Die jungen Klimaprotestler von Fridays for Future engagieren sich für die Zukunftsküche. „Wenn wir über Ernährung im Kontext der Klimakrise sprechen, reicht es nicht, wenn alle ein bisschen mehr Bio kaufen“, sagte Fridays-Sprecherin Julia Thöring bei der Aktionskonferenz: Sie ist sich sicher: „Ohne drastische Emissionsminderungen im gesamten Ernährungssektor und ohne eine Agrarpolitik, die den Schutz von Klima, Boden und Biodiversität als höchste Priorität setzt, wird es keine Klimagerechtigkeit geben.“

Turgut Altug vertritt im Senat für die Grünen-Fraktion das Umweltthema und hat in der letzten Legislaturperiode die Ernährungspolitik zentral beeinflusst. Im September wird in Berlin ein neues Abgeordnetenhaus gewählt, mit dem Erreichten ist er rückblickend zufrieden. „Ohne die Grünen wären diese Erfolge nicht zustande gekommen“, bemerkt er gegenüber der taz, schon ein bisschen im beginnenden Wahlkampfmodus. Etliche Forderungen des Ernährungsrates, wie bezirkliche „LebensMittelPunkte“, haben auch Eingang in das Wahlprogramm der Berliner Grünen gefunden. Auch ein „Food-Campus“ – mit starken Bildungsanteilen – soll entwickelt und die Zusammenarbeit mit der Agrarpolitik in Brandenburg ebenfalls verstärkt werden. „Da muss noch viel mehr passieren“, ist Altugs Meinung.

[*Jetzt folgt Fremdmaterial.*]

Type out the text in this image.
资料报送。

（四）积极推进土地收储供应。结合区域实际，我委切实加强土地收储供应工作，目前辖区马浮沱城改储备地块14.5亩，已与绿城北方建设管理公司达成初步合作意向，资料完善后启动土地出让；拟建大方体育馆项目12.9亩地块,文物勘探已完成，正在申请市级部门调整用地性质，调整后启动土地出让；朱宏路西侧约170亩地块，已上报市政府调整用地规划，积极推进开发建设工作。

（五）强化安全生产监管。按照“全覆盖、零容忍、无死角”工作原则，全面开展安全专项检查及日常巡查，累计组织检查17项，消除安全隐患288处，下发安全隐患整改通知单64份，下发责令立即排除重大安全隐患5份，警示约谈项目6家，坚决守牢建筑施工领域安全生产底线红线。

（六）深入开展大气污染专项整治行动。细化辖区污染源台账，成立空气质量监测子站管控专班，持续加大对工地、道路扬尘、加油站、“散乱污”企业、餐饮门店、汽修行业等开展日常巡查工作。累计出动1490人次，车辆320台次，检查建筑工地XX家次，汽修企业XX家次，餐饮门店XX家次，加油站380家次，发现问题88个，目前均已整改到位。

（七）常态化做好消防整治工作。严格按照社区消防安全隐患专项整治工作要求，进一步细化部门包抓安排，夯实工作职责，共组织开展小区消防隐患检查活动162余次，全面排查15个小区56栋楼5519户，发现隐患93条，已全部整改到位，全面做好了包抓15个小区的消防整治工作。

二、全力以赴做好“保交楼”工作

Ob sich auch andere politische Gruppierungen erreichen lassen, steht freilich dahin. Im derzeitigen Senat jedenfalls haben die Grünen das Ernährungsthema quasi allein „gepachtet“. Keineswegs absichtlich, aber SPD und Linke haben sich für das Essenthema in den letzten vier Jahren politisch nicht erwärmen können, und auch in ihren Wahlprogrammen bleiben Food-Forderungen ausgespart.

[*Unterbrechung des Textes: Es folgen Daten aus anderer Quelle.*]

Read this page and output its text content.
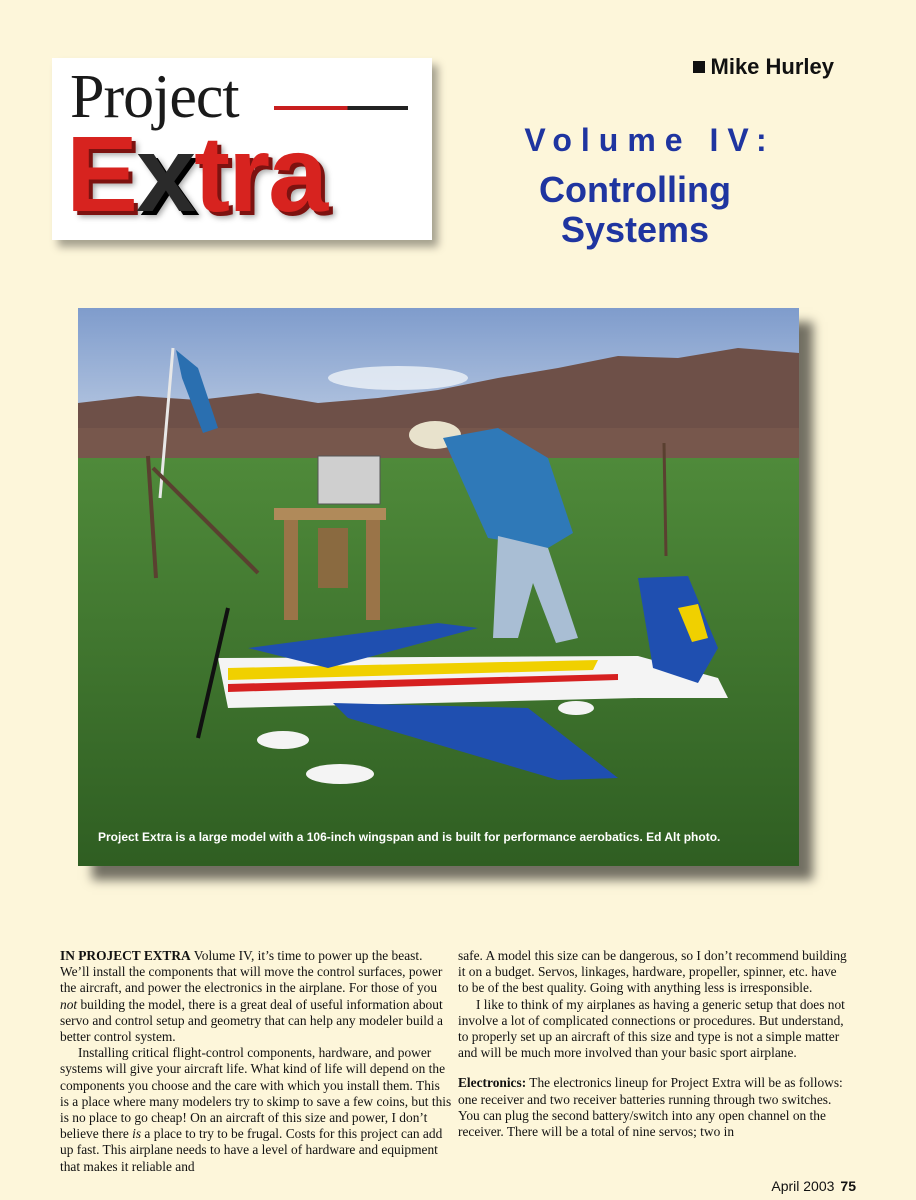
Project
Extra
Mike Hurley
Volume IV:
Controlling Systems
Project Extra is a large model with a 106-inch wingspan and is built for performance aerobatics. Ed Alt photo.

IN PROJECT EXTRA Volume IV, it’s time to power up the beast. We’ll install the components that will move the control surfaces, power the aircraft, and power the electronics in the airplane. For those of you not building the model, there is a great deal of useful information about servo and control setup and geometry that can help any modeler build a better control system.

Installing critical flight-control components, hardware, and power systems will give your aircraft life. What kind of life will depend on the components you choose and the care with which you install them. This is a place where many modelers try to skimp to save a few coins, but this is no place to go cheap! On an aircraft of this size and power, I don’t believe there is a place to try to be frugal. Costs for this project can add up fast. This airplane needs to have a level of hardware and equipment that makes it reliable and

safe. A model this size can be dangerous, so I don’t recommend building it on a budget. Servos, linkages, hardware, propeller, spinner, etc. have to be of the best quality. Going with anything less is irresponsible.

I like to think of my airplanes as having a generic setup that does not involve a lot of complicated connections or procedures. But understand, to properly set up an aircraft of this size and type is not a simple matter and will be much more involved than your basic sport airplane.

Electronics: The electronics lineup for Project Extra will be as follows: one receiver and two receiver batteries running through two switches. You can plug the second battery/switch into any open channel on the receiver. There will be a total of nine servos; two in

April 2003 75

Grünen-Politiker Altug will das Essen sowohl zum Bildungsthema machen und auch die Gründerszene im Food-Handwerk fördern. „Hier gibt es viele Ideen, die von unten nach oben wachsen“, sagt Altug. „Solche Graswurzel-Aktivitäten sind für die politische Arbeit sehr wichtig.“ Von daher wird die Zukunft der Berliner Ernährungspolitik stark von der nächsten Koalitionsvereinbarung abhängen. Altug setzt dabei auch auf den außerparlamentarischen Beistand.